GAO Report Indicates|GM Bailout Worked

     (CN) – U.S. taxpayers’ share of the former finance arm of General Motors has declined from 74 percent in 2010 to 16 percent today, the Government Accountability Office said in a report on the Troubled Asset Relief Program, amid signs that the Great Recession that began in 2008 is starting to ease.
     After taxpayers bailed out General Motors, it changed the name of its financing division to Ally Financial. The Treasury Department bailed out GM/Ally with $17.2 billion in assistance but has more than earned back its initial investment – nearly $18 billion from public stock sales, interest, and dividend payments, according to the GAO’s Aug. 5 report to Congress: “Troubled Asset Relief Program – Government’s Exposure to Ally Financial Lessens as Treasury’s Ownership Share Declines.”
     Ally’s financial outlook began improving in 2012, buoyed by stronger auto sales and a rise in its Internet banking deposits. But the government put the brakes on Ally’s plans to pay off its TARP loan in 2013 amid concerns over its exposure to the bankruptcy of home-loan subsidiary Residential Capital.

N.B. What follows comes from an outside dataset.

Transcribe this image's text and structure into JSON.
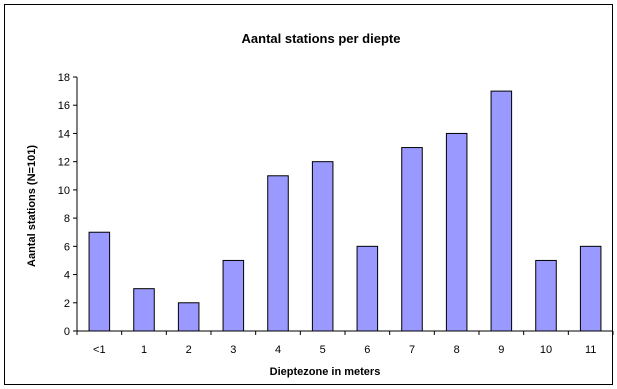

     But late last year, a bankruptcy judge released Ally from most legal claims stemming from its affiliation with ResCap, and the bank also settled a discriminatory lending complaint with the Justice Department for $98 million.
     This paved the way to private placement of Treasury-held Ally shares this January, and an initial public offering of another 95 million shares in April.
     By May – with the sale of 7 million more Treasury-held shares – U.S. taxpayers owned just 16 percent of Ally Financial, or about $1.8 billion, based on Ally’s stock price on June 30, according to the GAO report.
     Treasury officials said they plan to fully divest the government’s ownership of Ally, but declined to set a specific date.
     The Utah-based bank has sold off its international operations and continues to stabilize. But while the three major credit rating agencies have upgraded Ally its ratings remain below investment grade, the GAO said.